Thinking About the All Too Thinkable: The path toward non-Grexit — toward Greece and its creditors reaching a deal that keeps it in the euro — is getting narrower, although it’s not yet completely closed. ...
At this point quite a few people on the creditor/Troika side of the negotiations seem almost to welcome the prospect. But this is bizarre in terms of their underlying interests. Yes, the lives of the officials would become easier, for a while, because they wouldn’t have to deal with Syriza. But from the point of view of the creditors, Grexit would be a pure negative. They would almost surely receive less in payments than they would under any deal that keeps Greece in, and the proof that the euro is in fact reversible would grease the rails for future crises, even if the ECB is able to contain this one.
And as Martin Wolf points out, Greece will still be there, and will still need dealing with.
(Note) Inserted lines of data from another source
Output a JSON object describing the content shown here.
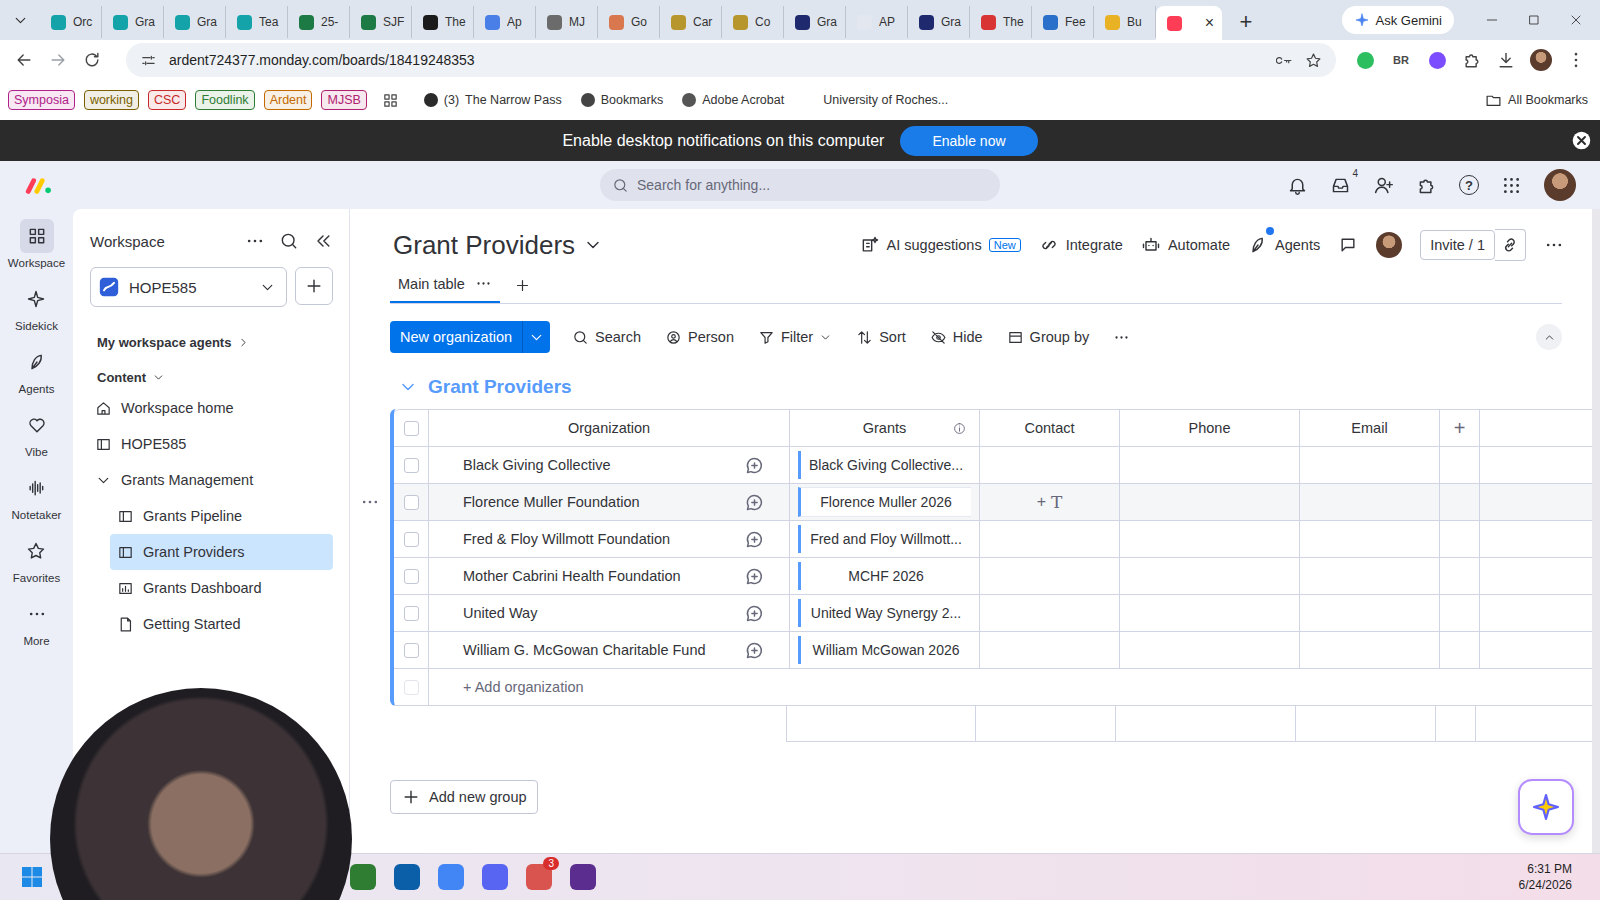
{
  "browser": {
    "tabs": [
      {
        "label": "Orc",
        "color": "#14a3a8",
        "selected": false
      },
      {
        "label": "Gra",
        "color": "#14a3a8",
        "selected": false
      },
      {
        "label": "Gra",
        "color": "#14a3a8",
        "selected": false
      },
      {
        "label": "Tea",
        "color": "#14a3a8",
        "selected": false
      },
      {
        "label": "25-",
        "color": "#1d7a45",
        "selected": false
      },
      {
        "label": "SJF",
        "color": "#1d7a45",
        "selected": false
      },
      {
        "label": "The",
        "color": "#1b1b1b",
        "selected": false
      },
      {
        "label": "Ap",
        "color": "#4a7fe8",
        "selected": false
      },
      {
        "label": "MJ",
        "color": "#6b6b6b",
        "selected": false
      },
      {
        "label": "Go",
        "color": "#d9774f",
        "selected": false
      },
      {
        "label": "Car",
        "color": "#b8962e",
        "selected": false
      },
      {
        "label": "Co",
        "color": "#b8962e",
        "selected": false
      },
      {
        "label": "Gra",
        "color": "#1f2a6e",
        "selected": false
      },
      {
        "label": "AP",
        "color": "#e3e8f0",
        "selected": false
      },
      {
        "label": "Gra",
        "color": "#1f2a6e",
        "selected": false
      },
      {
        "label": "The",
        "color": "#d93434",
        "selected": false
      },
      {
        "label": "Fee",
        "color": "#2a6fc9",
        "selected": false
      },
      {
        "label": "Bu",
        "color": "#e8b224",
        "selected": false
      },
      {
        "label": "",
        "color": "#ff3d57",
        "selected": true
      }
    ],
    "tab_close": "×",
    "new_tab": "+",
    "gemini": "Ask Gemini",
    "url": "ardent724377.monday.com/boards/18419248353",
    "extensions": [
      {
        "label": "",
        "color": "#2dbe60"
      },
      {
        "label": "BR",
        "color": "#4a4a4a"
      },
      {
        "label": "",
        "color": "#7c4dff"
      }
    ],
    "bookmarks": [
      {
        "label": "Symposia",
        "kind": "chip",
        "badge": "",
        "color": "#b0208a"
      },
      {
        "label": "working",
        "kind": "chip",
        "badge": "",
        "color": "#7a6000"
      },
      {
        "label": "CSC",
        "kind": "chip",
        "badge": "",
        "color": "#c62828"
      },
      {
        "label": "Foodlink",
        "kind": "chip",
        "badge": "",
        "color": "#2e7d32"
      },
      {
        "label": "Ardent",
        "kind": "chip",
        "badge": "",
        "color": "#c26a00"
      },
      {
        "label": "MJSB",
        "kind": "chip",
        "badge": "",
        "color": "#b0206e"
      },
      {
        "label": "",
        "kind": "apps",
        "badge": "",
        "color": "#444444"
      },
      {
        "label": "The Narrow Pass",
        "kind": "link",
        "badge": "(3)",
        "color": "#2b2b2b"
      },
      {
        "label": "Bookmarks",
        "kind": "link",
        "badge": "",
        "color": "#444444"
      },
      {
        "label": "Adobe Acrobat",
        "kind": "link",
        "badge": "",
        "color": "#555555"
      },
      {
        "label": "University of Roches...",
        "kind": "link",
        "badge": "",
        "color": "#ffffff"
      }
    ],
    "all_bookmarks": "All Bookmarks"
  },
  "banner": {
    "text": "Enable desktop notifications on this computer",
    "button": "Enable now"
  },
  "header": {
    "search_placeholder": "Search for anything...",
    "inbox_badge": "4",
    "help": "?"
  },
  "rail": [
    {
      "label": "Workspace",
      "selected": true
    },
    {
      "label": "Sidekick",
      "selected": false
    },
    {
      "label": "Agents",
      "selected": false
    },
    {
      "label": "Vibe",
      "selected": false
    },
    {
      "label": "Notetaker",
      "selected": false
    },
    {
      "label": "Favorites",
      "selected": false
    },
    {
      "label": "More",
      "selected": false
    }
  ],
  "sidebar": {
    "title": "Workspace",
    "workspace": "HOPE585",
    "agents": "My workspace agents",
    "section": "Content",
    "section_expanded": true,
    "items": [
      {
        "label": "Workspace home",
        "selected": false
      },
      {
        "label": "HOPE585",
        "selected": false
      },
      {
        "label": "Grants Management",
        "selected": false,
        "expanded": true,
        "children": [
          {
            "label": "Grants Pipeline",
            "selected": false
          },
          {
            "label": "Grant Providers",
            "selected": true
          },
          {
            "label": "Grants Dashboard",
            "selected": false
          },
          {
            "label": "Getting Started",
            "selected": false
          }
        ]
      }
    ]
  },
  "board": {
    "title": "Grant Providers",
    "views": [
      {
        "label": "Main table",
        "selected": true
      }
    ],
    "actions": [
      {
        "label": "AI suggestions",
        "badge": "New",
        "dot": false
      },
      {
        "label": "Integrate",
        "badge": "",
        "dot": false
      },
      {
        "label": "Automate",
        "badge": "",
        "dot": false
      },
      {
        "label": "Agents",
        "badge": "",
        "dot": true
      }
    ],
    "invite": "Invite / 1",
    "primary": "New organization",
    "toolbar": [
      {
        "label": "Search",
        "dropdown": false
      },
      {
        "label": "Person",
        "dropdown": false
      },
      {
        "label": "Filter",
        "dropdown": true
      },
      {
        "label": "Sort",
        "dropdown": false
      },
      {
        "label": "Hide",
        "dropdown": false
      },
      {
        "label": "Group by",
        "dropdown": false
      }
    ]
  },
  "group": {
    "title": "Grant Providers",
    "color": "#579bfc",
    "expanded": true
  },
  "table": {
    "columns": [
      {
        "label": "Organization",
        "info": false
      },
      {
        "label": "Grants",
        "info": true
      },
      {
        "label": "Contact",
        "info": false
      },
      {
        "label": "Phone",
        "info": false
      },
      {
        "label": "Email",
        "info": false
      }
    ],
    "add_column": "+",
    "rows": [
      {
        "organization": "Black Giving Collective",
        "grants": "Black Giving Collective...",
        "contact": "",
        "phone": "",
        "email": "",
        "hovered": false,
        "checked": false
      },
      {
        "organization": "Florence Muller Foundation",
        "grants": "Florence Muller 2026",
        "contact": "",
        "phone": "",
        "email": "",
        "hovered": true,
        "checked": false
      },
      {
        "organization": "Fred & Floy Willmott Foundation",
        "grants": "Fred and Floy Willmott...",
        "contact": "",
        "phone": "",
        "email": "",
        "hovered": false,
        "checked": false
      },
      {
        "organization": "Mother Cabrini Health Foundation",
        "grants": "MCHF 2026",
        "contact": "",
        "phone": "",
        "email": "",
        "hovered": false,
        "checked": false
      },
      {
        "organization": "United Way",
        "grants": "United Way Synergy 2...",
        "contact": "",
        "phone": "",
        "email": "",
        "hovered": false,
        "checked": false
      },
      {
        "organization": "William G. McGowan Charitable Fund",
        "grants": "William McGowan 2026",
        "contact": "",
        "phone": "",
        "email": "",
        "hovered": false,
        "checked": false
      }
    ],
    "hover_hint": {
      "plus": "+",
      "icon": "T"
    },
    "add_row": "+ Add organization"
  },
  "add_group": "Add new group",
  "taskbar": {
    "apps": [
      {
        "color": "#2e7d32",
        "badge": ""
      },
      {
        "color": "#0a5fa8",
        "badge": ""
      },
      {
        "color": "#4285f4",
        "badge": ""
      },
      {
        "color": "#5865f2",
        "badge": ""
      },
      {
        "color": "#d9534f",
        "badge": "3"
      },
      {
        "color": "#5b2d8e",
        "badge": ""
      }
    ],
    "time": "6:31 PM",
    "date": "6/24/2026"
  }
}
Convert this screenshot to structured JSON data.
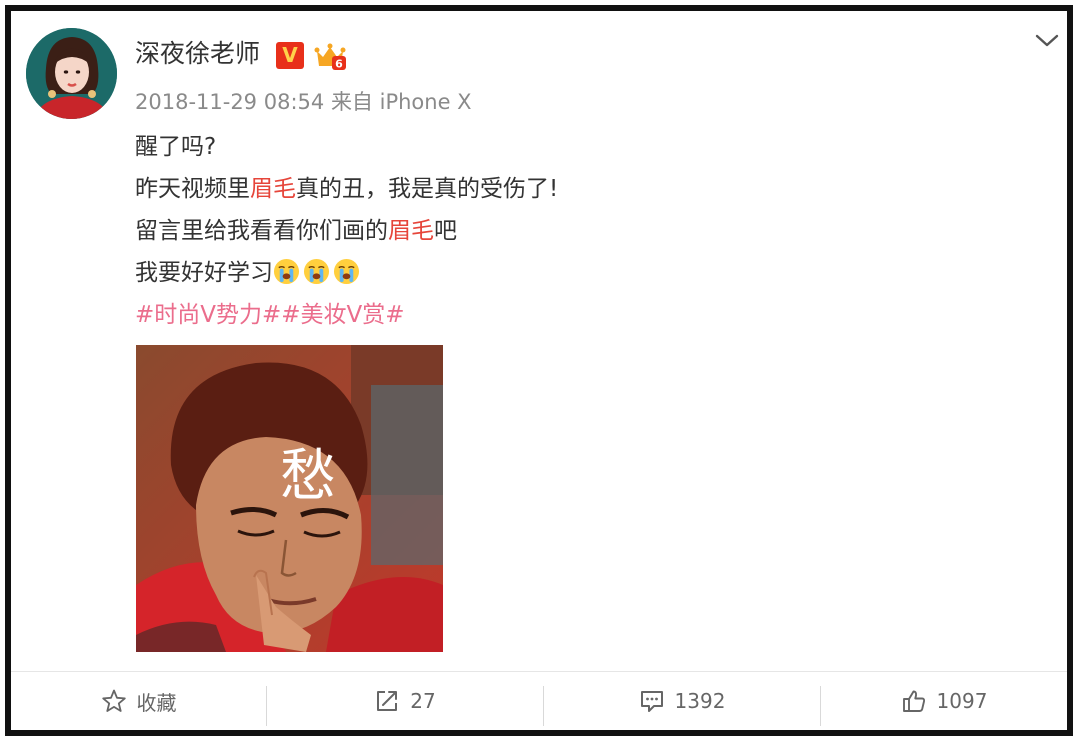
{
  "post": {
    "username": "深夜徐老师",
    "verified_badge": "V",
    "level_badge": "6",
    "timestamp": "2018-11-29 08:54",
    "source_prefix": "来自",
    "source_device": "iPhone X",
    "lines": {
      "l1": "醒了吗?",
      "l2_a": "昨天视频里",
      "l2_hl": "眉毛",
      "l2_b": "真的丑，我是真的受伤了!",
      "l3_a": "留言里给我看看你们画的",
      "l3_hl": "眉毛",
      "l3_b": "吧",
      "l4": "我要好好学习"
    },
    "topics": "#时尚V势力##美妆V赏#",
    "image_caption": "愁",
    "icons": {
      "more": "chevron-down-icon",
      "cry_emoji": "crying-face-icon",
      "favorite": "star-icon",
      "repost": "share-arrow-icon",
      "comment": "comment-icon",
      "like": "thumbs-up-icon"
    }
  },
  "actions": {
    "favorite_label": "收藏",
    "repost_count": "27",
    "comment_count": "1392",
    "like_count": "1097"
  },
  "colors": {
    "highlight": "#e6453a",
    "topic": "#eb6d8c",
    "meta": "#8a8a8a",
    "badge_red": "#e8301a"
  }
}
The Greeks, on the other hand, should feel conflicted. There would probably be a lot of financial chaos in the immediate aftermath of euro exit. And maybe the apocalyptic warning from the Bank of Greece that devaluation would push the nation back into the Third World is right, although I’d like to know about the model and historical examples that would justify this claim. But absent that kind of implosion, a devalued currency should eventually produce an export-led recovery — I understand the cynicism one hears, but demand curves do slope downwards even in Greece.
The point is that nobody should be casual or confident here. But the creditors should actually be even more worried than the Greeks about a potential exit that has no upside for the rest of Europe.